Als Erfahrungsmedizin basiert die TCM auf Beobachtungen von Naturgesetzen, die auf den Menschen übertragen wurden. Daher ist auch die 5 Elemente-Lehre bzw. das Konzept der 5 Wandlungsphasen tief in der traditionellen chinesischen Philosophie verankert. Sie besagt im Grunde, dass sich alles – auch Organe und Funktionen – in die 5 Grundelemente Holz, Feuer, Erde, Metall und Wasser aufteilen lässt. Diese fünf Elemente gelten als Grundkräfte der Natur, die sich in jedem Menschen wiederfinden. Sie sind jedoch nicht statisch, sondern unterliegen einem ständigen Wandel und stehen in dynamischer Wechselwirkung zueinander.
Daher sind die 5 Wandlungsphasen auch ein universelles System zur Beschreibung zyklischer Prozesse, der Wechselwirkungen zwischen Mensch und Umwelt sowie zwischen den einzelnen Organen und Funktionen im menschlichen Organismus.
Verdeutlicht werden die Phasen häufig an der Jahreszeitenfolge, wobei man in der TCM analog zu den fünf Wandlungsphasen von fünf Jahreszeiten spricht.
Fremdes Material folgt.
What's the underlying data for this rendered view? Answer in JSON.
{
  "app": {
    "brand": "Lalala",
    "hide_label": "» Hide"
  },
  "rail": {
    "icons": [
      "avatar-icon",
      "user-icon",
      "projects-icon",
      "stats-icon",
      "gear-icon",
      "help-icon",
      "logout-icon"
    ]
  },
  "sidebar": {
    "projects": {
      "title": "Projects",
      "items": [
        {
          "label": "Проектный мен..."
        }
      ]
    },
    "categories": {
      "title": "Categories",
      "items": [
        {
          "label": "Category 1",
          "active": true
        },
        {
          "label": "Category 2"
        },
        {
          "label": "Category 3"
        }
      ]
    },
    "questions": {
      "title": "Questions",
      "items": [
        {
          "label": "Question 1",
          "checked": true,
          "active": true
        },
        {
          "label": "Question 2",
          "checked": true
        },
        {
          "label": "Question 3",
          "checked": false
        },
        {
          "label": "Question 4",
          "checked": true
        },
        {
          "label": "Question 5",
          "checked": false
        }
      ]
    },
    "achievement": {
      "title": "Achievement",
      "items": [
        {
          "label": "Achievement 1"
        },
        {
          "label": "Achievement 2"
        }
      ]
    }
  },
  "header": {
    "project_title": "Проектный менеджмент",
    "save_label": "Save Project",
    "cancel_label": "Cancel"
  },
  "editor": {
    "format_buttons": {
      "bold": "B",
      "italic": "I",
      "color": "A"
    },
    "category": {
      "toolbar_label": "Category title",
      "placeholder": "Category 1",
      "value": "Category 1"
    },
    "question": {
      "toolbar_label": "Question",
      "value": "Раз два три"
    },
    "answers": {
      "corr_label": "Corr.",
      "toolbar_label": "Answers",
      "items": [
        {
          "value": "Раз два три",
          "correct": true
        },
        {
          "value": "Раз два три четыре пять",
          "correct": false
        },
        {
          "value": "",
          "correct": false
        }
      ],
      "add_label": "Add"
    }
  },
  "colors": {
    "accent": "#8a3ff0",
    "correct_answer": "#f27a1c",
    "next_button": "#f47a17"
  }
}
Warum die Zahl 5 in der TCM eine große Rolle spielt
In China gilt die Zahl 5 als die Zahl des Lebens. Verkörpert wird sie unter anderem durch die 5 Elemente Holz, Feuer, Erde, Metall und Wasser. Diese 5 Elemente wiederum werden 5 Wandlungsphasen zugeordnet, die in der chinesischen Lehre der Beschreibung von zeitlichen Abläufen, so wie den Jahreszeiten (in China unterscheidet man dabei ebenfalls 5) aber auch den Wachstums- und Entwicklungsphasen des Menschen, dienen.
In der Therapie gibt es ebenfalls 5 Säulen, um die körperlichen sowie psychoemotionalen Beschwerden zu behandeln.
Die Traditionelle Chinesische Medizin greift auf fünf verschiedene Behandlungsverfahren zurück, die auch als die „fünf Säulen“ der TCM bezeichnet werden. Jede Behandlung erfolgt individuell und zielt meist auf eine Veränderung der bisherigen Lebensgewohnheiten ab, die eine Disharmonie und damit Erkrankung verursacht haben.